CLEARWATER — The Tampa Bay Rays should get a new stadium — likely one without a downtown St. Petersburg address, a group studying ballpark options found Thursday.
The downtown — where Tropicana Field sits and where the Rays initially sought a ballpark — is less than ideal because there are fewer potential ticketholders within 30 minutes of the ballpark. That's the same problem for another potential site, near the Fairgrounds in Tampa, according to initial findings by A Baseball Community.
ABC says both places are "at a significant demographic disadvantage, and would not appear to be good choices, unless the venue and surrounding development were iconic in nature to offset location-related weakness."
That leaves mid-Pinellas County and Tampa's downtown and West Shore areas, which have potential to attract higher attendance and a chance to grow as the region does, ABC members concluded.
The early conclusions still could change, but they pose bad news for supporters of keeping baseball in downtown St.
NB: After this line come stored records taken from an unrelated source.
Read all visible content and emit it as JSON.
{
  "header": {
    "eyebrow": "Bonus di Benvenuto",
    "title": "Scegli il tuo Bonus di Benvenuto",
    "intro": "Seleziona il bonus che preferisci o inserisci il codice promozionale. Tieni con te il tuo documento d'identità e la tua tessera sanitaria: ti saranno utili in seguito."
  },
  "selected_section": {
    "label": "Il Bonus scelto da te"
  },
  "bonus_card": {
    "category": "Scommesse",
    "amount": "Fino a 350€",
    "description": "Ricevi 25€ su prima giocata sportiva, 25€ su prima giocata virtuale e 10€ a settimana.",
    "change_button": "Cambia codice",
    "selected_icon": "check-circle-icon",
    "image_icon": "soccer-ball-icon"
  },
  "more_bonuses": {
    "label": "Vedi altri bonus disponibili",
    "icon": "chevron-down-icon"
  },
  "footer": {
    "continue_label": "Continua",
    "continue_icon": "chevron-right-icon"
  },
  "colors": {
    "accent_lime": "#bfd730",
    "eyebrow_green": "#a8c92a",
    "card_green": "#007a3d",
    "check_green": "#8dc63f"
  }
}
Petersburg. Mindful of the touchy subject, ABC chairman Jeff Lyash said the findings don't rule out the locations because other variables such as the availability of land factor into decisions.
Group members avoided making recommendations about a new location or even whether it should be urban or suburban. But their report calls it no longer a question of "if, but when."
They also made it clear, without specifics, that the public should shoulder much of the $450 million to $550 million cost for a stadium that they say ought to have a retractable roof or something similarly innovative.
An initial finding suggested the Rays' owners should be expected to pay 20 to 30 percent of the cost, with the public picking up the rest of the tab — similar to most other projects. Each year, the draft said, taxpayers should be prepared to pay $20 million to $30 million — well above the $12 million annual cost of the Trop. And local, state and federal funding could be required — even action by the Legislature if a new financial source is needed.
The Rays won't pay the full cost, Lyash said, adding, "that's never going to happen."
Fearful of the public static those figures could generate, the group haggled over using them. Rays senior vice president Michael Kalt said the comparison would create an unfair perception of costs because the annual costs were decades apart on a 30- or 40-year bond issue. And the actual team share could vary.
Board member Craig Sher said ABC needs to get more information to determine how "economically feasible" a new stadium is. That means showing how the Rays would benefit in ticket sales or how staying in the Trop would harm the franchise.
Yet it's increasingly clear that keeping the Trop is out. Lyash sees no chance the Rays will play by the end of their lease in 2027, though a new stadium couldn't open before 2014, he said. Kalt compared Tropicana Field to a 1970s mall, structurally sound but outdated.
ABC plans to meet Sept. 11 to reconsider the findings and begin crafting recommendations for elected officials and the public to review this year or early next year.